I have issues with anger. We all do to some extent. There isn't a single human being who has never gotten angry in their life. I have levels of anger and different ways it presents itself. If I'm angry at Andrew I get quiet and withdraw, but if I'm angry with Oliver I can be very vocal about it. That's being too nice, the truth is that there are times when I am angry with Oliver that I get very awful. I have been known to scream at him, growl angry words at him, even throw an adult version of a tantrum because I'm so angry that he's not doing what I want him to do. I'm confessing sin here, an area in my life that needs a lot of work.
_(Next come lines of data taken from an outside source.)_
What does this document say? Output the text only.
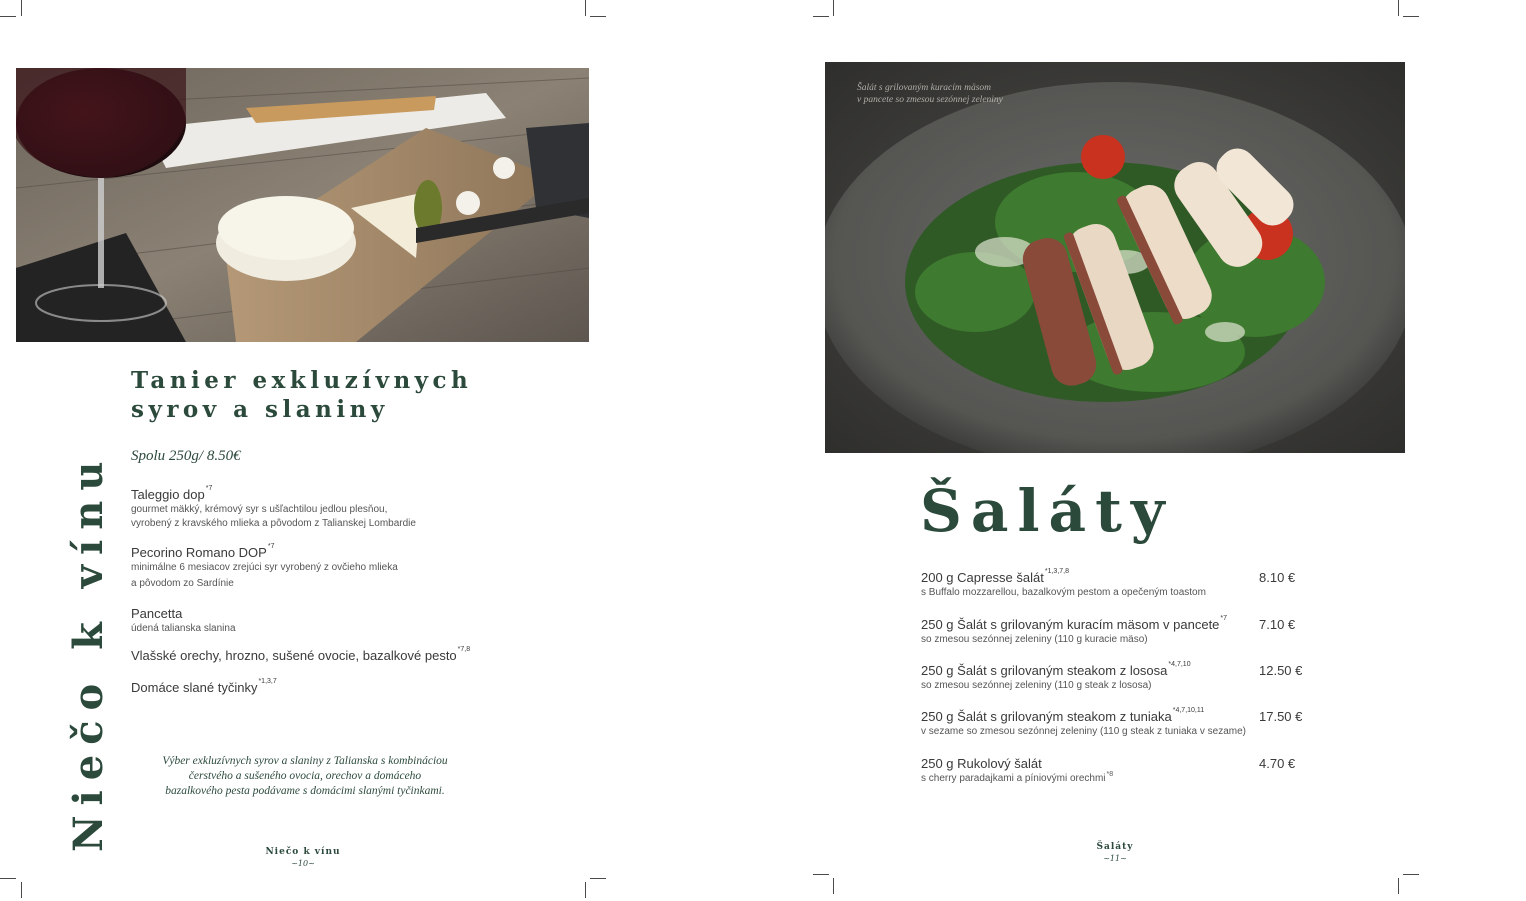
Niečo k vínu
Tanier exkluzívnych
syrov a slaniny
Spolu 250g/ 8.50€
Taleggio dop$^{*7}$
gourmet mäkký, krémový syr s ušľachtilou jedlou plesňou,
vyrobený z kravského mlieka a pôvodom z Talianskej Lombardie
Pecorino Romano DOP$^{*7}$
minimálne 6 mesiacov zrejúci syr vyrobený z ovčieho mlieka
a pôvodom zo Sardínie
Pancetta
údená talianska slanina
Vlašské orechy, hrozno, sušené ovocie, bazalkové pesto$^{*7,8}$
Domáce slané tyčinky$^{*1,3,7}$
Výber exkluzívnych syrov a slaniny z Talianska s kombináciou
čerstvého a sušeného ovocia, orechov a domáceho
bazalkového pesta podávame s domácimi slanými tyčinkami.
Niečo k vínu
~10~
Šalát s grilovaným kuracím mäsom
v pancete so zmesou sezónnej zeleniny
Šaláty
200 g Capresse šalát$^{*1,3,7,8}$
s Buffalo mozzarellou, bazalkovým pestom a opečeným toastom
8.10 €
250 g Šalát s grilovaným kuracím mäsom v pancete$^{*7}$
so zmesou sezónnej zeleniny (110 g kuracie mäso)
7.10 €
250 g Šalát s grilovaným steakom z lososa$^{*4,7,10}$
so zmesou sezónnej zeleniny (110 g steak z lososa)
12.50 €
250 g Šalát s grilovaným steakom z tuniaka$^{*4,7,10,11}$
v sezame so zmesou sezónnej zeleniny (110 g steak z tuniaka v sezame)
17.50 €
250 g Rukolový šalát
s cherry paradajkami a píniovými orechmi$^{*8}$
4.70 €
Šaláty
~11~
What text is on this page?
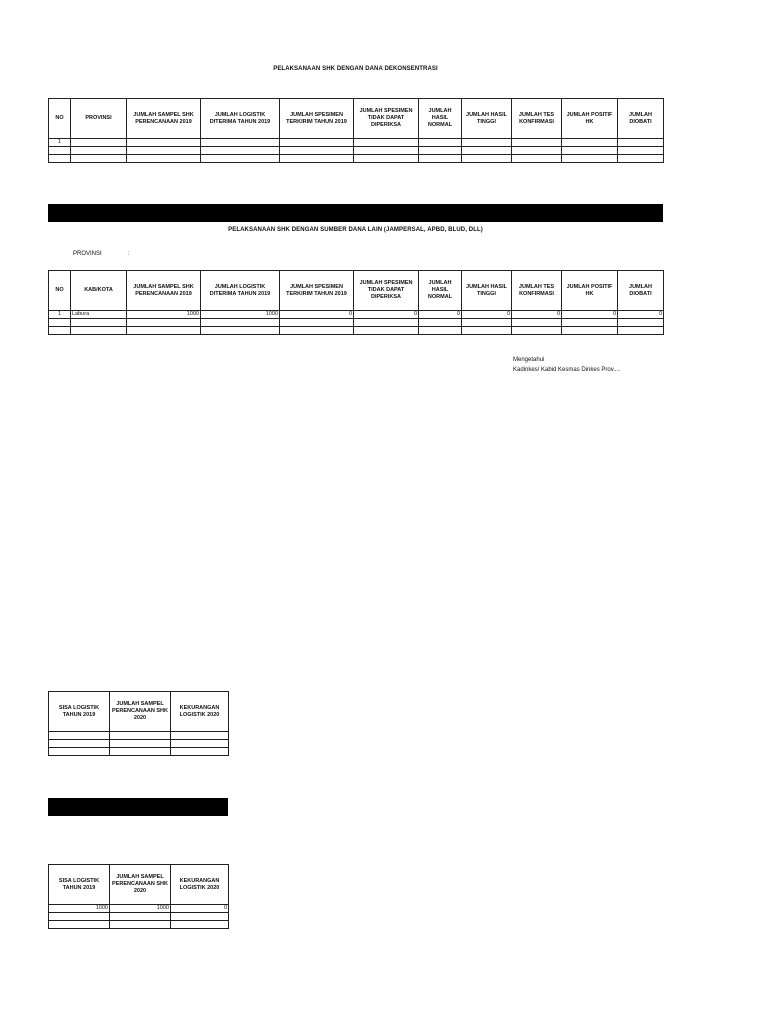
PELAKSANAAN SHK DENGAN DANA DEKONSENTRASI
NO	PROVINSI	JUMLAH SAMPEL SHK PERENCANAAN 2019	JUMLAH LOGISTIK DITERIMA TAHUN 2019	JUMLAH SPESIMEN TERKIRIM TAHUN 2019	JUMLAH SPESIMEN TIDAK DAPAT DIPERIKSA	JUMLAH HASIL NORMAL	JUMLAH HASIL TINGGI	JUMLAH TES KONFIRMASI	JUMLAH POSITIF HK	JUMLAH DIOBATI
1										

PELAKSANAAN SHK DENGAN SUMBER DANA LAIN (JAMPERSAL, APBD, BLUD, DLL)
PROVINSI	:
NO	KAB/KOTA	JUMLAH SAMPEL SHK PERENCANAAN 2019	JUMLAH LOGISTIK DITERIMA TAHUN 2019	JUMLAH SPESIMEN TERKIRIM TAHUN 2019	JUMLAH SPESIMEN TIDAK DAPAT DIPERIKSA	JUMLAH HASIL NORMAL	JUMLAH HASIL TINGGI	JUMLAH TES KONFIRMASI	JUMLAH POSITIF HK	JUMLAH DIOBATI
1	Labura	1000	1000	0	0	0	0	0	0	0

Mengetahui
Kadinkes/ Kabid Kesmas Dinkes Prov....
SISA LOGISTIK TAHUN 2019	JUMLAH SAMPEL PERENCANAAN SHK 2020	KEKURANGAN LOGISTIK 2020

SISA LOGISTIK TAHUN 2019	JUMLAH SAMPEL PERENCANAAN SHK 2020	KEKURANGAN LOGISTIK 2020
1000	1000	0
Yeah, I can look a lot like this (minus the megaphone):
It's embarrassing, shameful, and I hate myself directly after acting out in anger toward my baby boy. I do always say I'm sorry and that I love him and that it was so very wrong of mommy to get angry like that. Then I'll hug him and kiss him and be sure he feels my love and doesn't just hear it. Sometimes, and I should do this every time, I'll say a quick, simple prayer with him confessing my sin and asking God's forgiveness, as well as asking God to help mommy in the future with her anger.
I'm not going to lie, confessing this openly is so hard. I don't like to admit how awful I can be. The great thing is that God is working in my life, showing me my sin and helping me to change and grow. My goal in admitting my problems with anger is to show other moms that struggle with the same thing that they are not alone and also that they don't need to continue on as they are. We have hope because we can turn to God, give up our anger and the issues that are causing the anger (for me it's about control and selfishness) to Him, and allow Him to transform us into His image.
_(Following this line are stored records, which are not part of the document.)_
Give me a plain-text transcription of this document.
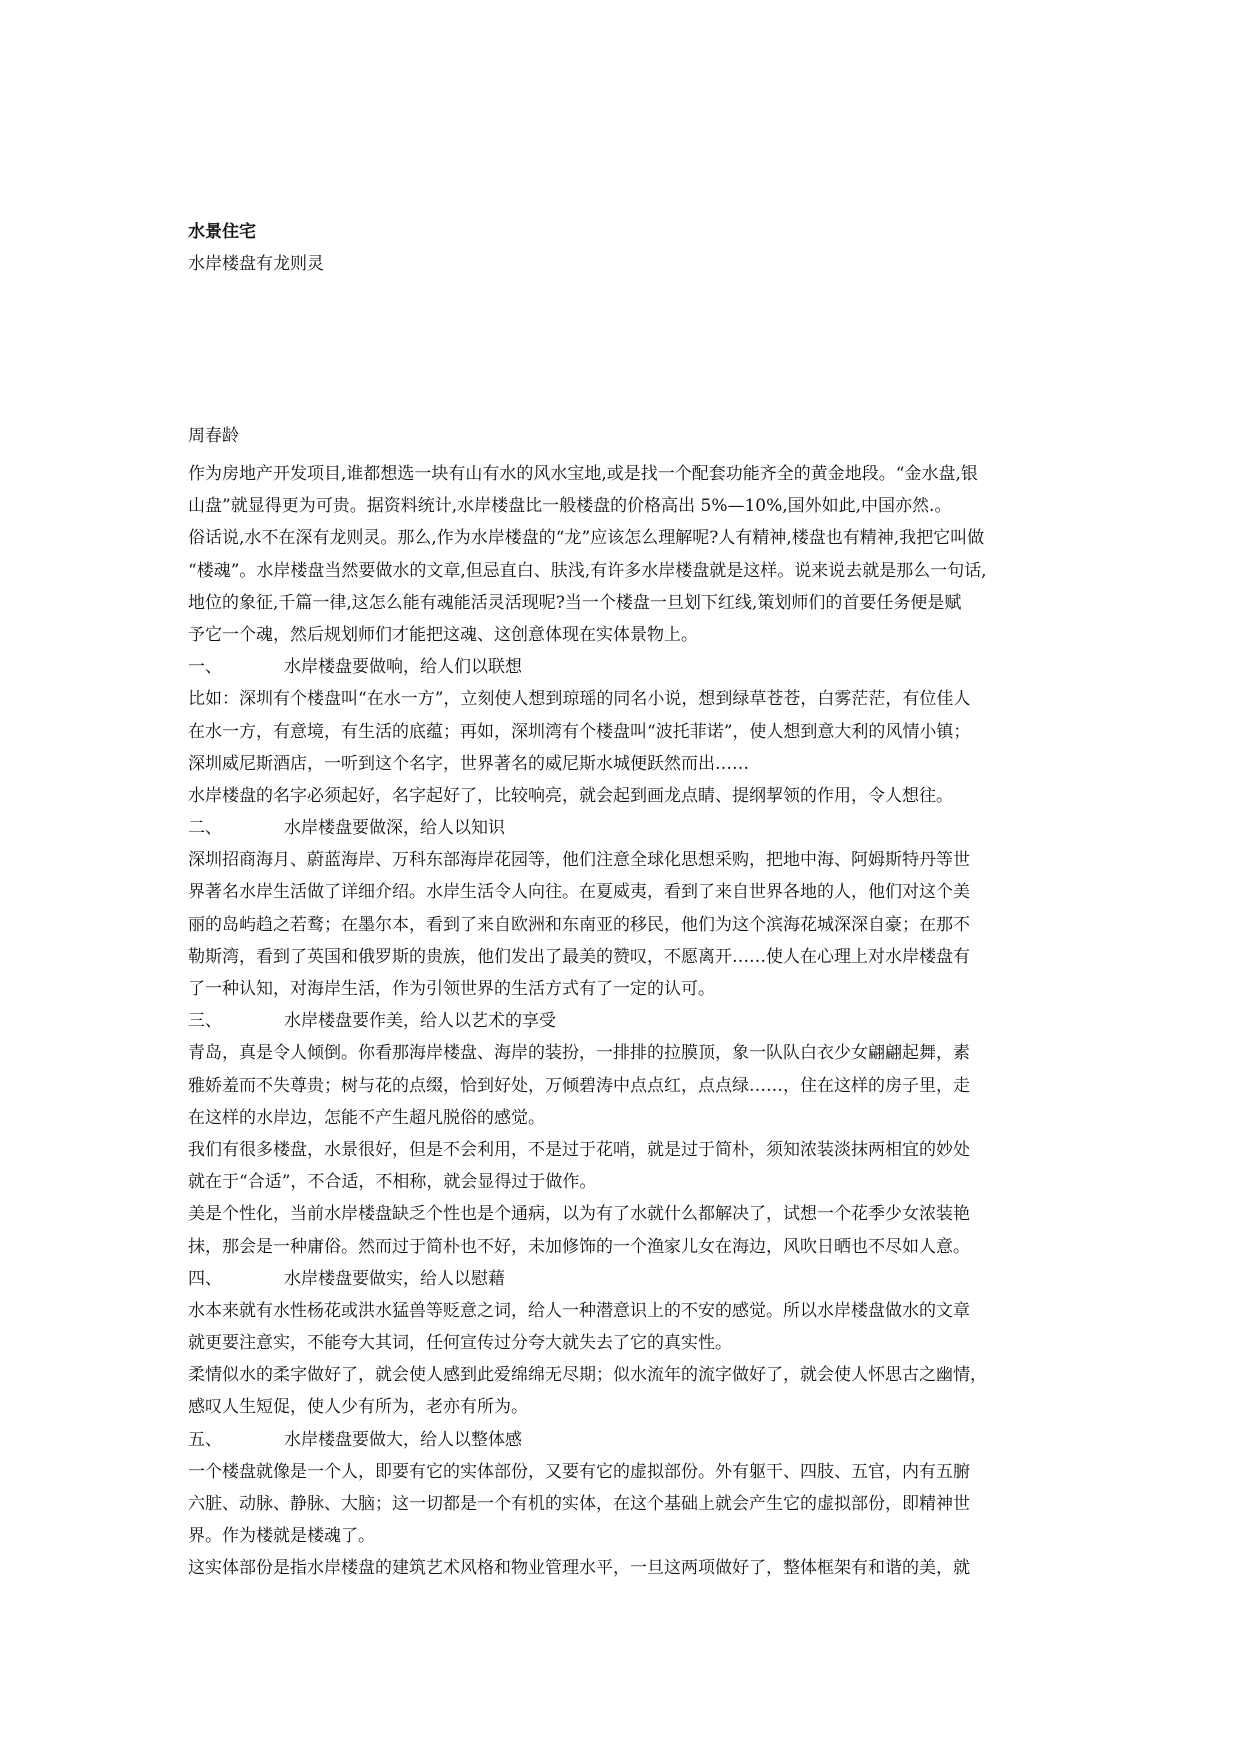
水景住宅
水岸楼盘有龙则灵
周春龄
作为房地产开发项目,谁都想选一块有山有水的风水宝地,或是找一个配套功能齐全的黄金地段。“金水盘,银
山盘”就显得更为可贵。据资料统计,水岸楼盘比一般楼盘的价格高出 5%—10%,国外如此,中国亦然.。
俗话说,水不在深有龙则灵。那么,作为水岸楼盘的“龙”应该怎么理解呢?人有精神,楼盘也有精神,我把它叫做
“楼魂”。水岸楼盘当然要做水的文章,但忌直白、肤浅,有许多水岸楼盘就是这样。说来说去就是那么一句话,
地位的象征,千篇一律,这怎么能有魂能活灵活现呢?当一个楼盘一旦划下红线,策划师们的首要任务便是赋
予它一个魂，然后规划师们才能把这魂、这创意体现在实体景物上。
一、	水岸楼盘要做响，给人们以联想
比如：深圳有个楼盘叫“在水一方”，立刻使人想到琼瑶的同名小说，想到绿草苍苍，白雾茫茫，有位佳人
在水一方，有意境，有生活的底蕴；再如，深圳湾有个楼盘叫“波托菲诺”，使人想到意大利的风情小镇；
深圳威尼斯酒店，一听到这个名字，世界著名的威尼斯水城便跃然而出……
水岸楼盘的名字必须起好，名字起好了，比较响亮，就会起到画龙点睛、提纲挈领的作用，令人想往。
二、	水岸楼盘要做深，给人以知识
深圳招商海月、蔚蓝海岸、万科东部海岸花园等，他们注意全球化思想采购，把地中海、阿姆斯特丹等世
界著名水岸生活做了详细介绍。水岸生活令人向往。在夏威夷，看到了来自世界各地的人，他们对这个美
丽的岛屿趋之若鹜；在墨尔本，看到了来自欧洲和东南亚的移民，他们为这个滨海花城深深自豪；在那不
勒斯湾，看到了英国和俄罗斯的贵族，他们发出了最美的赞叹，不愿离开……使人在心理上对水岸楼盘有
了一种认知，对海岸生活，作为引领世界的生活方式有了一定的认可。
三、	水岸楼盘要作美，给人以艺术的享受
青岛，真是令人倾倒。你看那海岸楼盘、海岸的装扮，一排排的拉膜顶，象一队队白衣少女翩翩起舞，素
雅娇羞而不失尊贵；树与花的点缀，恰到好处，万倾碧涛中点点红，点点绿……，住在这样的房子里，走
在这样的水岸边，怎能不产生超凡脱俗的感觉。
我们有很多楼盘，水景很好，但是不会利用，不是过于花哨，就是过于简朴，须知浓装淡抹两相宜的妙处
就在于“合适”，不合适，不相称，就会显得过于做作。
美是个性化，当前水岸楼盘缺乏个性也是个通病，以为有了水就什么都解决了，试想一个花季少女浓装艳
抹，那会是一种庸俗。然而过于简朴也不好，未加修饰的一个渔家儿女在海边，风吹日晒也不尽如人意。
四、	水岸楼盘要做实，给人以慰藉
水本来就有水性杨花或洪水猛兽等贬意之词，给人一种潜意识上的不安的感觉。所以水岸楼盘做水的文章
就更要注意实，不能夸大其词，任何宣传过分夸大就失去了它的真实性。
柔情似水的柔字做好了，就会使人感到此爱绵绵无尽期；似水流年的流字做好了，就会使人怀思古之幽情，
感叹人生短促，使人少有所为，老亦有所为。
五、	水岸楼盘要做大，给人以整体感
一个楼盘就像是一个人，即要有它的实体部份，又要有它的虚拟部份。外有躯干、四肢、五官，内有五腑
六脏、动脉、静脉、大脑；这一切都是一个有机的实体，在这个基础上就会产生它的虚拟部份，即精神世
界。作为楼就是楼魂了。
这实体部份是指水岸楼盘的建筑艺术风格和物业管理水平，一旦这两项做好了，整体框架有和谐的美，就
There is a blog I recently started reading called Femina. I greatly recommend it. One of the authors, Rebekah, wrote a blog post about mothers and anger and all the sin surrounding anger. Something she said was, "the wrath of man does not produce the righteousness of God". That really hit me. All of my anger and yelling and screaming and whatever else isn't going to show Oliver (or Wynter for that matter) the grace of God, nor is it going to produce anything but obedience out of fear. Nothing good comes from that kind of anger. Nothing.
There was a follow up post about where the anger comes from by Nancy that also hit home. Nancy is blunt but speaks the truth. She writes, "Now how can a sweet Christian woman get angry and say “evil” things to her children? Does that mean she has “evil” in her heart? Unfortunately, that’s what it means. We all have evil in our hearts. No one is good. So we all need gospel grace day in and day out.". She's 100% correct. The awful anger and hateful things I say come from evil in my heart and because of this I do need "gospel grace" every day. She goes on to give practical ways to prevent situations that consistently cause mothers to sin with anger.
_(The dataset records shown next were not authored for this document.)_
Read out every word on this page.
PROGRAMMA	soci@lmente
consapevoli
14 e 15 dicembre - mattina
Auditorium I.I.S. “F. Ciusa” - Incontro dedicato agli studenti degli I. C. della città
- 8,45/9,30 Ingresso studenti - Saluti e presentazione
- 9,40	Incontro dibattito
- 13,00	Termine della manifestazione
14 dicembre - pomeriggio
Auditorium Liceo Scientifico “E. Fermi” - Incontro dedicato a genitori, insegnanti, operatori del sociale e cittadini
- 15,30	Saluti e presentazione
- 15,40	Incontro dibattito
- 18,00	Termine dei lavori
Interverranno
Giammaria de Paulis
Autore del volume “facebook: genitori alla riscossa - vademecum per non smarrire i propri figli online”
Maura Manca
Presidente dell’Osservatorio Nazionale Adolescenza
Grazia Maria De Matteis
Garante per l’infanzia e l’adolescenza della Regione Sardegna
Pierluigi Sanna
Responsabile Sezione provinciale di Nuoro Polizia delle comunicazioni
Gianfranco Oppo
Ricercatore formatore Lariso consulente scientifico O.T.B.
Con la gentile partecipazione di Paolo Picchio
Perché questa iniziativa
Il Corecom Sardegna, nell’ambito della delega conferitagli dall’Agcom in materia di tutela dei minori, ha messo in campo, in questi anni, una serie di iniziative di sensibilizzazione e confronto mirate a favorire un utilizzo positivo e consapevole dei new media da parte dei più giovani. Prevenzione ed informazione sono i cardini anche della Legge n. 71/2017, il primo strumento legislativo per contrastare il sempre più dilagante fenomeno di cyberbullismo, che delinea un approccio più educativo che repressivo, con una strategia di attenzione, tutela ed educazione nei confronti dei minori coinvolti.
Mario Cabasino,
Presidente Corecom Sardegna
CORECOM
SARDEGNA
So, if you are a mom and you struggle with anger (well even if you aren't a mom and you struggle with anger) then know that this sin is not something only you deal with, and know that God's grace covers it, and God can and will transform your heart. Once we recognize the sin we can begin to address the sin and, by the grace of God, we can change. By the grace of God I can change and begin to demonstrate God's love and grace instead of my sinful heart.
I LOVE the Femina blog and have been reading it (sporadically) for a few years now. I'm really glad the Lord is using it in your life to convict, renew, repair, and bring life. I will have to take time to read those posts when I get some time. I too, struggle with anger, bitterness, and frustration, although I can really thank the Lord for fruit He has brought in my life over the past few years. People say God uses marriage to convict, hone, pare out, and sharpen, which is certainly true, but I think it's possible even MORE true of having children. There are a whole host of sins in my life that I was hitherto pretty unaware of before having my children that are now a part of my daily prayers. Just yesterday I snapped at Lyddie for wetting her pants for the second time(she's potty trained enough to know better, I'd never have gotten that irritated if we were just starting I think) but she burst into tears and I felt so bad because I knew I was disciplining out of my own anger instead of a desire for her growth and training in grace and righteousness. But I love what you said about asking forgiveness and even praying for forgiveness. I have found that to be so important to do with and in front of my children because THAT is the real training in righteousness, the gospel itself - not for us to hide our sin and try to make them think we are perfect but to learn that God loves the humble in heart, and turns to hear us when we are contrite. That even mommies and daddies (especially mommies and daddys? haha) need His grace and forgiveness and that is the right response to our sin. It's what made David different from Saul, that God convicted him and he listened and turned toward grace. Praying this mornign for you to have strength to always ask forgiveness, for deliverance from temptation and evil.